Lorsque les résultats de l'équipe de France féminine de handball sont connus, le 18 septembre, les Jeux olympiques ont commencé depuis trois jours. Problème: l'une des joueuses a été contrôlée positive à l'heptaminol, produit figurant sur toutes les listes de substances interdites. Conformément à la loi, le laboratoire de Châtenay-Malabry met au courant, par courrier, la Fédération française de handball (FFHB) et le Conseil de prévention et de lutte contre le dopage (CPLD). Transmise jusqu'à Sydney, l'information fait l'effet d'une bombe au sein des responsables de la délégation olympique française. La joueuse a participé au match contre la Hongrie, "heureusement" perdu par les Bleues (23-22).
Un médecin lui fait alors passer des tests cliniques à son insu et lui demande, à plusieurs reprises, quels médicaments elle a pris ces dernières semaines. La joueuse ne comprend pas pourquoi, en pleine compétition, on la soumet à cet examen en forme d'interrogatoire.

COMITÉ RESTREINT

Le médecin recoupe ses informations et arrive à une conclusion: du Ginkor Fort, un veinotonique contenant de l'heptaminol, lui aurait été prescrit, par erreur, avant les Jeux. La sportive paraît innocente, mais comment démontrer sa "non-responsabilité", vu qu'elle ne s'est jamais trouvée dans la position de s'expliquer devant un jury indépendant?
Le 20 septembre, au Club France, l'affaire est évoquée en comité restreint. Participent à cette réunion la ministre de la jeunesse et des sports, Marie-George Buffet, le président du Comité national olympique et sportif français (CNOSF), Henri Sérandour, et le président de la FFHB, André Amiel. Le débat est contradictoire. Plusieurs voix s'élèvent pour réclamer qu'on renvoie la joueuse en France.
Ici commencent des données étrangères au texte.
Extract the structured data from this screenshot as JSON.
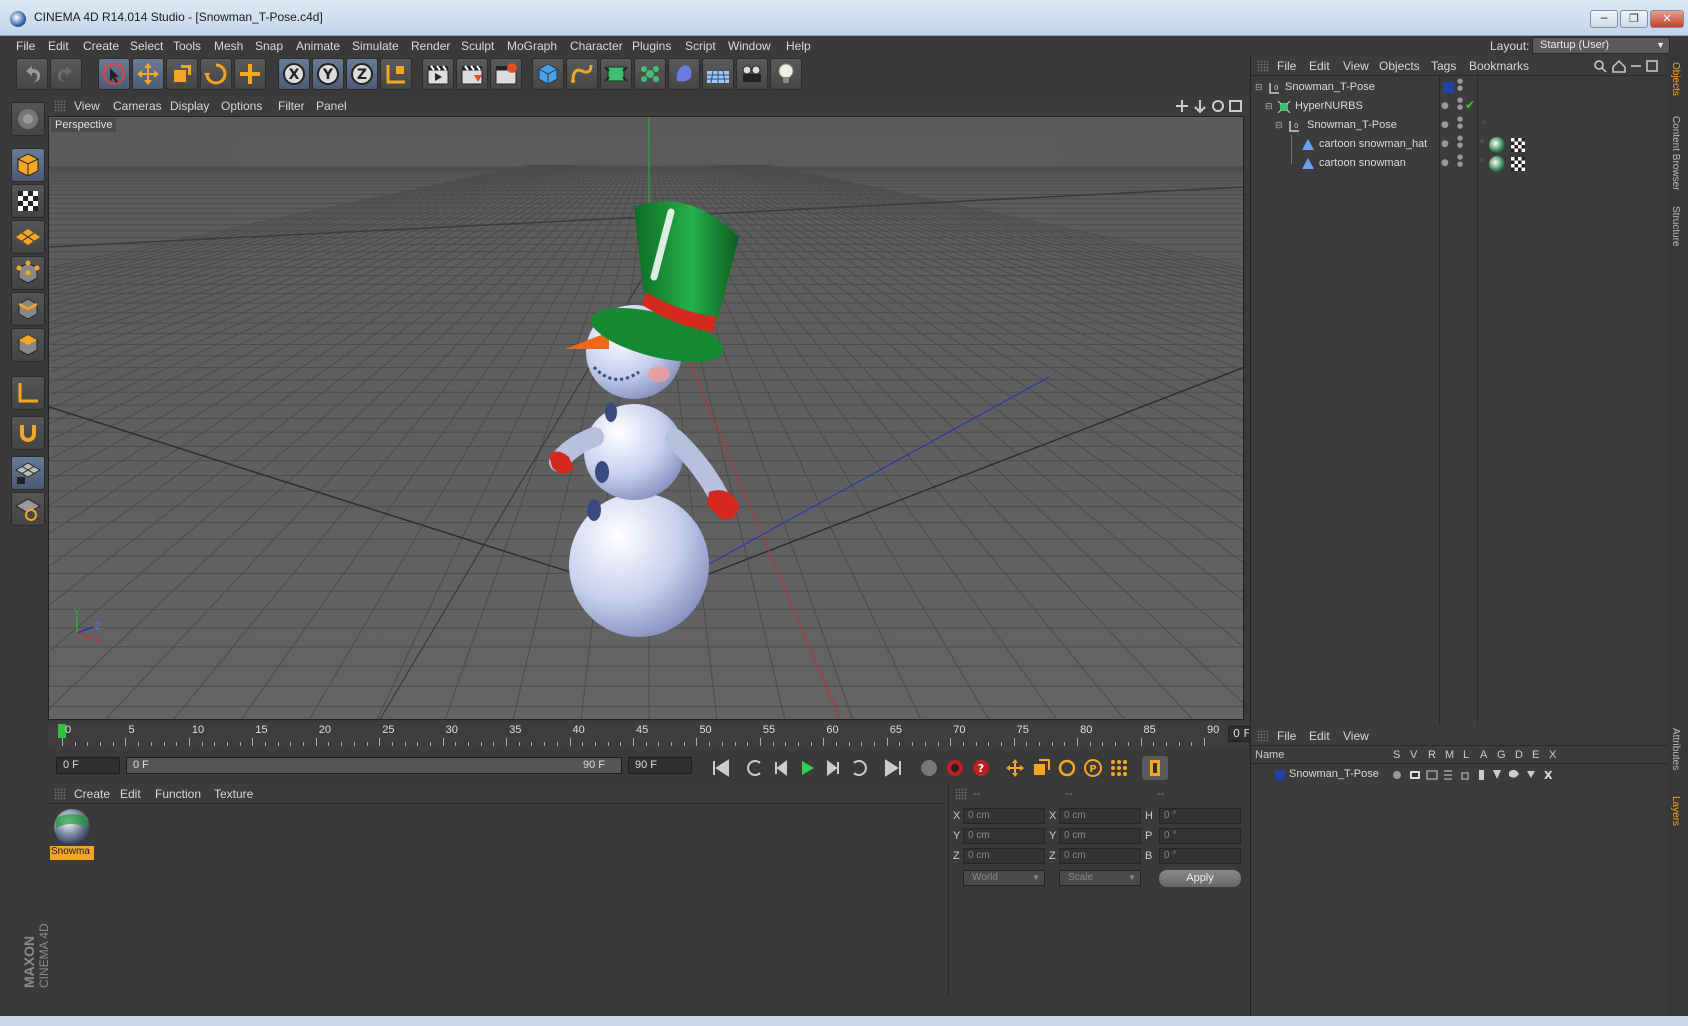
{
  "window": {
    "title": "CINEMA 4D R14.014 Studio - [Snowman_T-Pose.c4d]",
    "minimize": "─",
    "restore": "❐",
    "close": "✕"
  },
  "menubar": {
    "items": [
      "File",
      "Edit",
      "Create",
      "Select",
      "Tools",
      "Mesh",
      "Snap",
      "Animate",
      "Simulate",
      "Render",
      "Sculpt",
      "MoGraph",
      "Character",
      "Plugins",
      "Script",
      "Window",
      "Help"
    ],
    "layout_label": "Layout:",
    "layout_value": "Startup (User)"
  },
  "toolbar": {
    "axis_x": "X",
    "axis_y": "Y",
    "axis_z": "Z"
  },
  "viewport": {
    "menu": [
      "View",
      "Cameras",
      "Display",
      "Options",
      "Filter",
      "Panel"
    ],
    "label": "Perspective",
    "axis_y": "Y",
    "axis_z": "Z",
    "axis_x": "X"
  },
  "timeline": {
    "ticks": [
      "0",
      "5",
      "10",
      "15",
      "20",
      "25",
      "30",
      "35",
      "40",
      "45",
      "50",
      "55",
      "60",
      "65",
      "70",
      "75",
      "80",
      "85",
      "90"
    ],
    "current_frame": "0 F"
  },
  "transport": {
    "start_field": "0 F",
    "range_start": "0 F",
    "range_end": "90 F",
    "end_field": "90 F"
  },
  "material_manager": {
    "menu": [
      "Create",
      "Edit",
      "Function",
      "Texture"
    ],
    "material_name": "Snowma"
  },
  "coordinates": {
    "col1_header": "--",
    "col2_header": "--",
    "col3_header": "--",
    "rows": [
      {
        "l1": "X",
        "v1": "0 cm",
        "l2": "X",
        "v2": "0 cm",
        "l3": "H",
        "v3": "0 °"
      },
      {
        "l1": "Y",
        "v1": "0 cm",
        "l2": "Y",
        "v2": "0 cm",
        "l3": "P",
        "v3": "0 °"
      },
      {
        "l1": "Z",
        "v1": "0 cm",
        "l2": "Z",
        "v2": "0 cm",
        "l3": "B",
        "v3": "0 °"
      }
    ],
    "world": "World",
    "scale": "Scale",
    "apply": "Apply"
  },
  "objects": {
    "menu": [
      "File",
      "Edit",
      "View",
      "Objects",
      "Tags",
      "Bookmarks"
    ],
    "tree": [
      {
        "name": "Snowman_T-Pose"
      },
      {
        "name": "HyperNURBS"
      },
      {
        "name": "Snowman_T-Pose"
      },
      {
        "name": "cartoon snowman_hat"
      },
      {
        "name": "cartoon snowman"
      }
    ]
  },
  "layers": {
    "menu": [
      "File",
      "Edit",
      "View"
    ],
    "columns": [
      "Name",
      "S",
      "V",
      "R",
      "M",
      "L",
      "A",
      "G",
      "D",
      "E",
      "X"
    ],
    "rows": [
      {
        "name": "Snowman_T-Pose"
      }
    ]
  },
  "right_tabs": [
    "Objects",
    "Content Browser",
    "Structure",
    "Attributes",
    "Layers"
  ],
  "branding": {
    "maxon": "MAXON",
    "c4d": "CINEMA 4D"
  },
  "colors": {
    "accent_orange": "#f5a623",
    "snowman_green": "#1f9a3a",
    "mitten_red": "#d42a1e",
    "layer_blue": "#2244aa"
  }
}
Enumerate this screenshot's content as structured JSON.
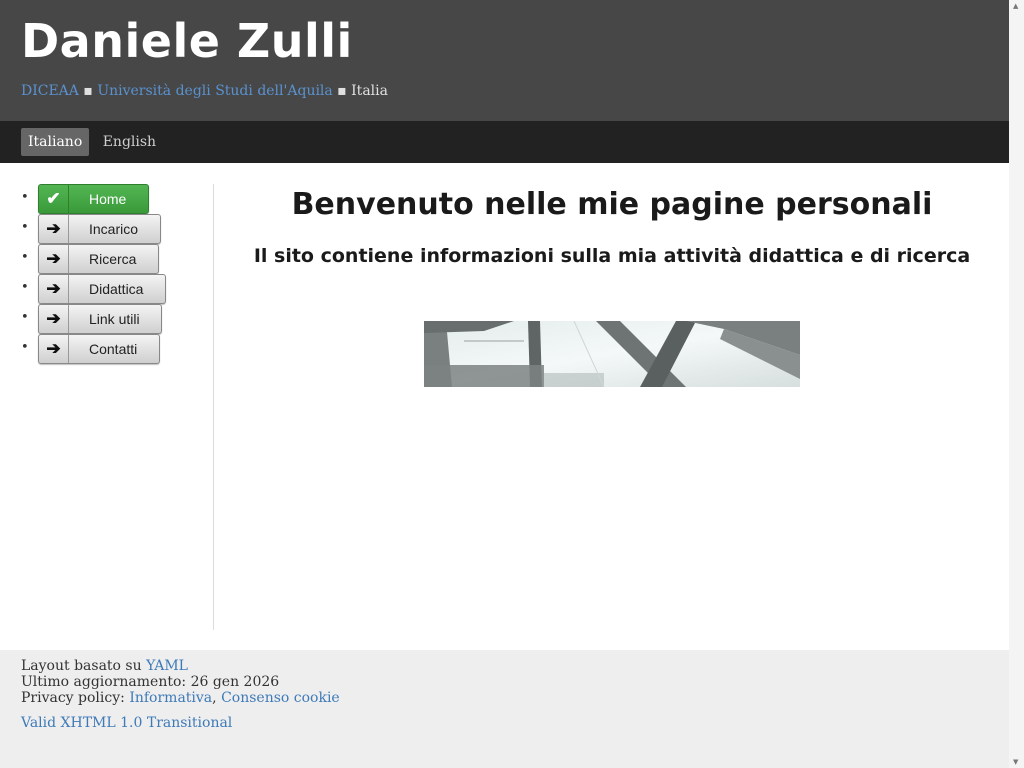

André Amiel monte au créneau et rejette la responsabilité de cette affaire sur le ministère: si le laboratoire de Châtenay-Malabry avait respecté les délais, jamais la FFHB n'aurait sélectionné la jeune femme.
L'embarras de Marie-George Buffet est palpable. Les Jeux de Sydney sont en effet placés sous le signe de la lutte contre le dopage. Pas moins de onze athlètes de différentes nationalités ayant subi des tests positifs avant les Jeux, dans le cadre du programme de l'Agence mondiale antidopage (AMA), se verront retirer leur accréditation durant la quinzaine. Même si les produits décelés chez ces athlètes (stéroïdes, diurétiques) ne sont pas comparables au stimulant utilisé par la handballeuse française, le risque de confusion est important. Mettre la sportive dans le premier avion pour Paris aurait un effet désastreux pour la France, figure de proue de la lutte contre le dopage. Une décision est prise: ne pas renvoyer la sportive, mais ne plus la faire jouer. Elle continuera donc à s'entraîner comme si de rien n'était, continuera de croire qu'elle peut être al! ignée, mais ne figurera plus sur aucune feuille de match.
Les Jeux s'achèvent. L'équipe de France termine à la sixième place du tournoi. Ce n'est qu'en rentrant chez elle que la jeune femme apprend qu'elle a été positive. On lui recommande de monter un dossier pour se défendre devant la commission de discipline de sa fédération. Elle rassemble les preuves de son innocence, notamment cette prescription médicale délivrée par erreur par un diététicien de la Pitié-Salpêtrière. Le 21 novembre, la FFHB la relaxe. L'honneur est sauf: ce n'est donc pas un cas de dopage avéré que les instances du sport français ont étouffé pendant les Jeux de Sydney, "seulement" un contrôle positif ayant été classé sans suite.